“O God,” Adam groaned, as he leaned on the table and looked blankly at the face of the watch, “and men have suffered like this before... and poor helpless young things have suffered like her.... Such a little while ago looking so happy and so pretty... kissing ’em all, her grandfather and all of ’em, and they wishing her luck.... O my poor, poor Hetty... dost think on it now?”

Adam started and looked round towards the door. Vixen had begun to whimper, and there was a sound of a stick and a lame walk on the stairs. It was Bartle Massey come back. Could it be all over?

Bartle entered quietly, and, going up to Adam, grasped his hand and said, “I’m just come to look at you, my boy, for the folks are gone out of court for a bit.”

Adam’s heart beat so violently he was unable to speak—he could only return the pressure of his friend’s hand—and Bartle, drawing up the other chair, came and sat in front of him, taking off his hat and his spectacles.

“That’s a thing never happened to me before,” he observed, “to go out o’ the door with my spectacles on. I clean forgot to take ’em off.”
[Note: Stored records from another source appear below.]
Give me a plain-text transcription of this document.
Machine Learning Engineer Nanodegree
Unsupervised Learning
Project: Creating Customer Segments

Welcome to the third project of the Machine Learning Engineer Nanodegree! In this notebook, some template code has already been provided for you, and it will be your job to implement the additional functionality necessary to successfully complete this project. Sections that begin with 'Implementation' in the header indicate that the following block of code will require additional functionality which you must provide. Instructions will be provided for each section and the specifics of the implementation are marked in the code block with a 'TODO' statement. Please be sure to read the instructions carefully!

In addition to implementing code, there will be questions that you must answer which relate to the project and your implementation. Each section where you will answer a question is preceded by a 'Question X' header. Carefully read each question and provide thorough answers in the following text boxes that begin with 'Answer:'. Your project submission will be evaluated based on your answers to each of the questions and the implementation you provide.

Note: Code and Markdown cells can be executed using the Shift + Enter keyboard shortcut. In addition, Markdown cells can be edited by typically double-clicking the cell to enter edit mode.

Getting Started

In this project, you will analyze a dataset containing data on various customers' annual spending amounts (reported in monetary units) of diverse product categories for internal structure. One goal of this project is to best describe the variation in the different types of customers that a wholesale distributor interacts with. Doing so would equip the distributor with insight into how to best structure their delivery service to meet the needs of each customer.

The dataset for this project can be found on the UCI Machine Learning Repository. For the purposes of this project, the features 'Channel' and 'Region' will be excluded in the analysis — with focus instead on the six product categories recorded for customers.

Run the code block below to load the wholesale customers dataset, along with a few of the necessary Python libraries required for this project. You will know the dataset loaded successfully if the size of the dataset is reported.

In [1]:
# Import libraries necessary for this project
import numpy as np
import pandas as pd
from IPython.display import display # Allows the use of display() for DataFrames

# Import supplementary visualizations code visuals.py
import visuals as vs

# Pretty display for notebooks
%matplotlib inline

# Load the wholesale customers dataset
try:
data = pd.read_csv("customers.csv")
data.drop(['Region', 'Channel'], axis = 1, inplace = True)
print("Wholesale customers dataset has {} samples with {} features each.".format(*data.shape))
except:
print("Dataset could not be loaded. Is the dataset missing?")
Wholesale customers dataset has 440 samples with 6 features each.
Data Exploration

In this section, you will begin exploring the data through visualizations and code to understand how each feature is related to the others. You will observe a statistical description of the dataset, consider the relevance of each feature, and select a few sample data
The old man made this trivial remark, thinking it better not to respond at all to Adam’s agitation: he would gather, in an indirect way, that there was nothing decisive to communicate at present.

“And now,” he said, rising again, “I must see to your having a bit of the loaf, and some of that wine Mr. Irwine sent this morning. He’ll be angry with me if you don’t have it. Come, now,” he went on, bringing forward the bottle and the loaf and pouring some wine into a cup, “I must have a bit and a sup myself. Drink a drop with me, my lad—drink with me.”

Adam pushed the cup gently away and said, entreatingly, “Tell me about it, Mr. Massey—tell me all about it. Was she there? Have they begun?”

“Yes, my boy, yes—it’s taken all the time since I first went; but they’re slow, they’re slow; and there’s the counsel they’ve got for her puts a spoke in the wheel whenever he can, and makes a deal to do with cross-examining the witnesses and quarrelling with the other lawyers. That’s all he can do for the money they give him; and it’s a big sum—it’s a big sum. But he’s a ’cute fellow, with an eye that ’ud pick the needles out of the hay in no time. If a man had got no feelings, it ’ud be as good as a demonstration to listen to what goes on in court; but a tender heart makes one stupid. I’d have given up figures for ever only to have had some good news to bring to you, my poor lad.”

“But does it seem to be going against her?” said Adam. “Tell me what they’ve said. I must know it now—I must know what they have to bring against her.”